ADAM12/syndecan-4 signaling promotes beta 1 integrin-dependent cell spreading through protein kinase Calpha and RhoA

Abstract The ADAMs (a disintegrinand metalloprotease) comprise a large family of multidomain proteins with cell-binding and metalloprotease activities. The ADAM12 cysteine-rich domain (rADAM12-cys) supports cell attachment using syndecan-4 as a primary cell surface receptor that subsequently triggers β1integrin-dependent cell spreading, stress fiber assembly, and focal adhesion formation. This process contrasts with cell adhesion on fibronectin, which is integrin-initiated but syndecan-4-dependent. In the present study, we investigated ADAM12/syndecan-4 signaling leading to cell spreading and stress fiber formation. We demonstrate that syndecan-4, when present in significant amounts, promotes β1 integrin-dependent cell spreading and stress fiber formation in response to rADAM12-cys. A mutant form of syndecan-4 deficient in protein kinase C (PKC)α activation or a different member of the syndecan family, syndecan-2, was unable to promote cell spreading.
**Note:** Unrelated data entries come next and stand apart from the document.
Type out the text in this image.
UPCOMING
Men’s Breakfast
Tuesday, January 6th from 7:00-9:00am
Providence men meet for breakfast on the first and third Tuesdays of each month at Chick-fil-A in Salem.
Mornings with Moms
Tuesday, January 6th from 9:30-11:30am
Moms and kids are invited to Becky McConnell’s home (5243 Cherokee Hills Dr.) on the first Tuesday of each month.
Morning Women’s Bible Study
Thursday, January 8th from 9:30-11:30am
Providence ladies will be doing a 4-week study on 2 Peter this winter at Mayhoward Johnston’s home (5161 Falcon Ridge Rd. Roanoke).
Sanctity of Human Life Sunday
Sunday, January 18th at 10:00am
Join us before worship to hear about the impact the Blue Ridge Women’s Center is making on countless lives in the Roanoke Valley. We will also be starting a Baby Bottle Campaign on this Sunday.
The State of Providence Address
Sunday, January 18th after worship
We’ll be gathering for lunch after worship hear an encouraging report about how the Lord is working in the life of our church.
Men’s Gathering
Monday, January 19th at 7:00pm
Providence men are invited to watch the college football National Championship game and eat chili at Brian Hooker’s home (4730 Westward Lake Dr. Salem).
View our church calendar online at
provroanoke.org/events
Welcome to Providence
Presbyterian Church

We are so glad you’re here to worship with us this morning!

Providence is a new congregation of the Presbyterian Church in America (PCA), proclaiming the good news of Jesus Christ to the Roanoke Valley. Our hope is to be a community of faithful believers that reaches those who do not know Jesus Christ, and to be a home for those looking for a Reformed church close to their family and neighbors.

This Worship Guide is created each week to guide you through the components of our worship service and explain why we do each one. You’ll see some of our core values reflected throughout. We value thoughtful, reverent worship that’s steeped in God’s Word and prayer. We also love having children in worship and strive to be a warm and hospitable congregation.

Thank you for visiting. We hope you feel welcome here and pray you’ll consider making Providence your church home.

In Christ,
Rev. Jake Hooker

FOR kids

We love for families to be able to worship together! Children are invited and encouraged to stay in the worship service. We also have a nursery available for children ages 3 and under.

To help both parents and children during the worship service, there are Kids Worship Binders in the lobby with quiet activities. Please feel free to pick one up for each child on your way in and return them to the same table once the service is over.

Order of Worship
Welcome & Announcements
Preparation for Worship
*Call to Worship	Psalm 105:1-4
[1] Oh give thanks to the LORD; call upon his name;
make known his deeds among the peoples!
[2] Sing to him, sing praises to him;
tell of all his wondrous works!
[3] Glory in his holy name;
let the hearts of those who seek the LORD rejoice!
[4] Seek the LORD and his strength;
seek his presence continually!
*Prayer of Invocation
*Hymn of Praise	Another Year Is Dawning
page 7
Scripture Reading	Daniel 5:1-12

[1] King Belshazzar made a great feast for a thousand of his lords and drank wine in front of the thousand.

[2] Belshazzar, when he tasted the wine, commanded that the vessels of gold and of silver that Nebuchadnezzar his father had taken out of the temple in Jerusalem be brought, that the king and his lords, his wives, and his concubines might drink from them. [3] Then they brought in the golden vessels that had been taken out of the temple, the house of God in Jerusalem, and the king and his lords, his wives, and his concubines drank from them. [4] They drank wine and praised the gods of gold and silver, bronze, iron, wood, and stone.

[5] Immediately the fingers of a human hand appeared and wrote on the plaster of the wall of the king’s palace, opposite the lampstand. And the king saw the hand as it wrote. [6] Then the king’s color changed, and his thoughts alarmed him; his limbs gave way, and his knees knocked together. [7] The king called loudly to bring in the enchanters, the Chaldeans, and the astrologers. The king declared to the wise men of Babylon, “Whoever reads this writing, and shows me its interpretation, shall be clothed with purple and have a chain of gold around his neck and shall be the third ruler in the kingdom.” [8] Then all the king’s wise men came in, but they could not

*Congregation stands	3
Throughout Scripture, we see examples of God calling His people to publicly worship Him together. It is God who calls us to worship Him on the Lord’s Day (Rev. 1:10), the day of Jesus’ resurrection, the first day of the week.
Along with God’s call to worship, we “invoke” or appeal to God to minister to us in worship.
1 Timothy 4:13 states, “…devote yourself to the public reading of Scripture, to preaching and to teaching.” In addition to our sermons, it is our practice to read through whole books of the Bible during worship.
GF109203X and Go6976, inhibitors of PKC, completely inhibited ADAM12/syndecan-4-induced cell spreading. Expression of syndecan-4, but not syn4ΔI, resulted in the accumulation of activated β1 integrins at the cell periphery in Chinese hamster ovary β1 cells as revealed by 12G10 staining. Further, expression of myristoylated, constitutively active PKCα resulted in β1 integrin-dependent cell spreading, but additional activation of RhoA was required to induce stress fiber formation. In summary, these data provide novel insights into syndecan-4 signaling. Syndecan-4 can promote cell spreading in a β1 integrin-dependent fashion through PKCα and RhoA, and PKCα and RhoA likely function in separate pathways.